What kind of cost is the effect on Trinisphere?

At a tournament this past weekend my opponent controlled a Trinisphere. I drew a Temporal Mastery as my first card for the turn, and the judge told me that it costs three to cast.

Five minutes later against the same opponent, I had a similar question about Gigadrowse. The judge said that I need to figure out the total cost, including whatever I would pay for Replicate, and if its still less than three, then I pay three.

I want to learn how to calculate the cost without calling a judge, but I can't figure out what kind of cost Trinisphere's effect is. It doesn't seem like an alternative cost, additional cost, or a cost increase. What kind of cost is it?

• total cost = ( mana cost or alt cost ) + additional costs and cost increases - cost reduction. Trinisphere modifies this total cost. – ikegami Jan 30 '18 at 16:00

Trinisphere's ability is an effect that directly changes the cost and takes place after all cost reductions and increases have been taken into account.

This is covered in the rulings on it's gatherer page:

Trinisphere’s ability affects the total cost of the spell. It is applied after any other cost increasers or cost reducers are applied: First apply any cost increases. Next apply any cost reducers. Finally look at the amount of mana you have to pay. If it’s less than three mana, you’ll pay three mana.

Even with a cost reducer on the battlefield, spells can’t cost less than three mana to cast.

If a spell costs at least three mana due to additional costs, such as kicker costs, that’s fine.

So to simply determine the costs for spell that you cast normally while a Trinisphere is on the field you can:

1. Start with the mana cost or alternate cost of the spell. (Temporal Mastery's Miracle is an alternate cost.)
3. Add any cost increases (effects like Chill).
4. Subtract any cost reductions (effects like Baral, Chief of Compliance).
5. Check to see what the total cost of you spell is, if it is 0, 1 or 2 CMC you will pay 3 instead. If it is 3 or more CMC you will pay that cost.

Note that this order is the same order outlined in the comprehensive rules (emphasis mine):

601.2f: The player determines the total cost of the spell. Usually this is just the mana cost. Some spells have additional or alternative costs. Some effects may increase or reduce the cost to pay, or may provide other alternative costs. Costs may include paying mana, tapping permanents, sacrificing permanents, discarding cards, and so on. The total cost is the mana cost or alternative cost (as determined in rule 601.2b), plus all additional costs and cost increases, and minus all cost reductions. If multiple cost reductions apply, the player may apply them in any order. If the mana component of the total cost is reduced to nothing by cost reduction effects, it is considered to be {0}. It can’t be reduced to less than {0}. Once the total cost is determined, any effects that directly affect the total cost are applied. Then the resulting total cost becomes “locked in.” If effects would change the total cost after this time, they have no effect.

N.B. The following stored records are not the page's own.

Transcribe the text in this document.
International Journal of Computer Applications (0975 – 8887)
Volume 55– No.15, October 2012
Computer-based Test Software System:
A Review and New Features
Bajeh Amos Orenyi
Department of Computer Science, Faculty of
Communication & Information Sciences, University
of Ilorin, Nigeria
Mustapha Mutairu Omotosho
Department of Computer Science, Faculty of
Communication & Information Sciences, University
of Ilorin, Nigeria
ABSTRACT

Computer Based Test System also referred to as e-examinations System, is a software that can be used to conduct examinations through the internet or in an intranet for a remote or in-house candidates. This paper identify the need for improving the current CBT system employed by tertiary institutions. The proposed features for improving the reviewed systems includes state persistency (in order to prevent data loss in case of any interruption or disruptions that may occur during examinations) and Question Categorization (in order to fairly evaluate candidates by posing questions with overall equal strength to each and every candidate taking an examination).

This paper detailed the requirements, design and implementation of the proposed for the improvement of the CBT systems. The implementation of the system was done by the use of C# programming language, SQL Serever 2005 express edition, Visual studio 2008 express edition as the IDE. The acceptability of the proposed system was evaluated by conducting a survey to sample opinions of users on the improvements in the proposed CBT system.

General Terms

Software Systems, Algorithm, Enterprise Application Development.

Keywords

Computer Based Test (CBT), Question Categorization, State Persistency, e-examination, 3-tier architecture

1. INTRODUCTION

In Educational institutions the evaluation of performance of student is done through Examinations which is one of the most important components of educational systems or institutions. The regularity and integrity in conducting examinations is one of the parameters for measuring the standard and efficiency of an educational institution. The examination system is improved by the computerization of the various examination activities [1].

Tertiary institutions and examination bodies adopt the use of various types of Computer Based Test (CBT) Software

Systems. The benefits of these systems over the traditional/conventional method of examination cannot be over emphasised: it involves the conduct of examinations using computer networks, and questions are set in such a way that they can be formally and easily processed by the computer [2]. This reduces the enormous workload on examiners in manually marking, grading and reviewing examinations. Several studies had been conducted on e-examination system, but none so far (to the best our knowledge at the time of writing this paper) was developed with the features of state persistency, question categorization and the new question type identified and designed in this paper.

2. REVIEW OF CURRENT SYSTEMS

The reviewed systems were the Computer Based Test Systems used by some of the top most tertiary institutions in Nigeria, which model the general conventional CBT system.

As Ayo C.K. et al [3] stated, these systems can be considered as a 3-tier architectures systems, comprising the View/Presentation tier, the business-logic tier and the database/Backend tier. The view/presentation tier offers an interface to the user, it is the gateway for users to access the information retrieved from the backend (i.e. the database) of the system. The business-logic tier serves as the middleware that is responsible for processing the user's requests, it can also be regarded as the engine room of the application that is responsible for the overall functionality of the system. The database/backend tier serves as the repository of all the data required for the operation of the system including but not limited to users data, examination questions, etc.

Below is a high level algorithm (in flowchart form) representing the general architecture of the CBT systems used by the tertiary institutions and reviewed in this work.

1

• I'm pretty sure that effect is not actually a replacement effect. Rule 614.1 defines what counts as a replacement effect, and by those standards Trinishpere's ability doesn't qualify. – murgatroid99 Jan 30 '18 at 17:48
• @murgatroid99 You are right, I think there isn't really a game term for it other than maybe "effects that directly affect the total cost". Will change wording so as not to confuse. – Malco Jan 30 '18 at 17:52
• Most unusual static abilities are probably in the category of continuous effects that affect the game rules, which is mentioned in rule 613.10. – murgatroid99 Jan 30 '18 at 17:58
• Note also that Trinisphere does not affect alternate payment methods (such as Delve, Convoke, or Improvise). Treasure Cruise can be cast for U and 7 cards from your graveyard under Trinisphere. – eyeballfrog Jan 30 '18 at 23:28

Trinisphere's ability affects the total cost of a spell, and it needs to be applied after any cost increasers or reducers are applied. To calculate the cost of a spell for Trinisphere, you need to regard the casting cost of that spell at the time it's cast, not its converted mana cost. That's why cards with alternative mana costs such as Temporal Mastery still require 3 mana to be cast. So, to figure out what you need to pay for the spell, just think that if you'd cast that spell for anything less than 3 mana, it'll cost 3 mana. For example, if you chose to replicate Gigadrowse only once, you'd need to pay {U} for the spell and {U} for the replicate cost. That would make the casting cost of Gigadrowse {U}{U}, which is less than 3. Trinisphere's ability would then force you to pay {1}{U}{U}. The same effect would apply, for instance, if you have a cost reducer in play (such as Baral, Chief of Compliance), and played a Seething Song. Seething Song's CMC is 3, and Baral would reduce its cost by {1}. Since Trinisphere's ability is applied after increases/reductions in cost, Seething Song would still cost {2}{R} to cast.